Arte e Ciência - Meteorologia e Pintura: A classificação científica das nuvens e os estudos de Constable

O texto abaixo transcrito foi retirado de um interessante artigo, da autoria de Peter Galison e Alexi Assmus (1), sobre a criação da câmara de nuvens - descrita por muitos físicos do século XX como o primeiro detector de partículas, até porque serviu de protótipo aos detectores posteriores, nomeadamente, à câmara de bolhas - por Charles Thomson Rees Wilson,em 1911, e considerada como a "materialização da confluência de duas tradições científicas, a analítica e a mimética," (2) pelos acima citados investigadores.
Também é interessante referir que o objectivo inicial de Wilson era demonstrar que as nuvens se formavam em torno de iões. No entanto, o seu laboratório de nuvens não transformaria a meteorologia, contudo as suas nuvens artificiais permitiram a observação de partículas reais. (4)

The Victorian Context of Mimetic Experimentation

The extremities and rarities of Nature held an endless fascination for the Victorian imagination. Explorers ventured to the ends of the Empire, to the deserts, jungles and icecaps. Painters and poets tried to capture the power of storms and the grand scale of forests, cliffs and waterfalls.

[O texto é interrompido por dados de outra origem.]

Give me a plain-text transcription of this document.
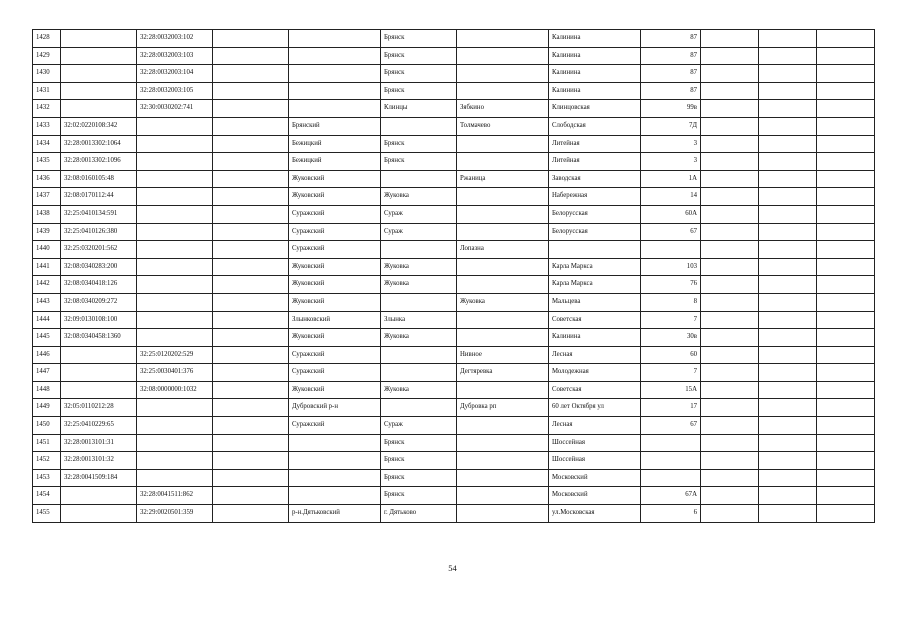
1428		32:28:0032003:102			Брянск		Калинина	87			
1429		32:28:0032003:103			Брянск		Калинина	87			
1430		32:28:0032003:104			Брянск		Калинина	87			
1431		32:28:0032003:105			Брянск		Калинина	87			
1432		32:30:0030202:741			Клинцы	Зябкино	Клинцовская	99в			
1433	32:02:0220108:342			Брянский		Толмачево	Слободская	7Д			
1434	32:28:0013302:1064			Бежицкий	Брянск		Литейная	3			
1435	32:28:0013302:1096			Бежицкий	Брянск		Литейная	3			
1436	32:08:0160105:48			Жуковский		Ржаница	Заводская	1А			
1437	32:08:0170112:44			Жуковский	Жуковка		Набережная	14			
1438	32:25:0410134:591			Суражский	Сураж		Белорусская	60А			
1439	32:25:0410126:380			Суражский	Сураж		Белорусская	67			
1440	32:25:0320201:562			Суражский		Лопазна					
1441	32:08:0340283:200			Жуковский	Жуковка		Карла Маркса	103			
1442	32:08:0340418:126			Жуковский	Жуковка		Карла Маркса	76			
1443	32:08:0340209:272			Жуковский		Жуковка	Мальцева	8			
1444	32:09:0130108:100			Злынковский	Злынка		Советская	7			
1445	32:08:0340458:1360			Жуковский	Жуковка		Калинина	30в			
1446		32:25:0120202:529		Суражский		Нивное	Лесная	60			
1447		32:25:0030401:376		Суражский		Дегтяревка	Молодежная	7			
1448		32:08:0000000:1032		Жуковский	Жуковка		Советская	15А			
1449	32:05:0110212:28			Дубровский р-н		Дубровка рп	60 лет Октября ул	17			
1450	32:25:0410229:65			Суражский	Сураж		Лесная	67			
1451	32:28:0013101:31				Брянск		Шоссейная				
1452	32:28:0013101:32				Брянск		Шоссейная				
1453	32:28:0041509:184				Брянск		Московский				
1454		32:28:0041511:862			Брянск		Московский	67А			
1455		32:29:0020501:359		р-н.Дятьковский	г. Дятьково		ул.Московская	6			
54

Both artists and scientists reconized a tension between he racionalising law-like image of Nature proferred by the natural philosopher, and the irreductible, often spiritual aspect presented by artists.
There was a similar split in science itself between an abstract law-seeking, often mechanical reducionist approach that authors from Goeth to Maxwell had dubbed the 'morphological' sciences. Of these sciences Goeth took particular joy in meteorology, for 'atmospheric phenomena can never become strange and remote to the poet's eye'.Yet until Goethe was nearly seventy, there had been no systematic classification of clouds. Then, in 1802-03 a British chemist, Luke Howard, presented a classification system that he modelled on Linnaean taxonomy. Through Goethe, Howard's system entered the cultural mainstream.
Adressing a small philosophical society, Howard sorted clouds with a 'methodical' nomenclature: 'cirrus', 'cumulus', and 'stratus'. Howard chose Latin for his system, in contrast to chemists, who used Greek to label invisible chemical entities. Howard wanted to classify clouds 'by [their] visible characters, as in natural history. No doubt this affinity with natural history appealed to Goethe. When he discovered Howard in 1815, the poet hailed the new way of seeing clouds: 'I seized on Howard's terminolgy with joy,' Goethe announced, for it provided 'a missing thread'. From Goethe, the Dresden school of painters learned to wew clouds differently. The art historian Kurt Badt surmises that it was Luke Howard's expanded opus of 1818-20 that triggered Constable's astonishing cloud studies of 1821-22. Metereology thus fostered cloud studies in painting, in poetry, and later in photography. Clouds became a central figure of romantic thought.
(3)

(1)Peter Galison; Alexis Assmus, "Artificial Clouds, Real Particles," in D.Gooding, T. Pinch, S.Schaffer, eds; The Uses of Experiment-Studies in the Natural Sciences, (Cambrige, CUP, 1989) pp.225-274.
(2) Op.cit., p. 227.
(3) Op. cit., pp. 227-228.
(4)Op.cit., p.269.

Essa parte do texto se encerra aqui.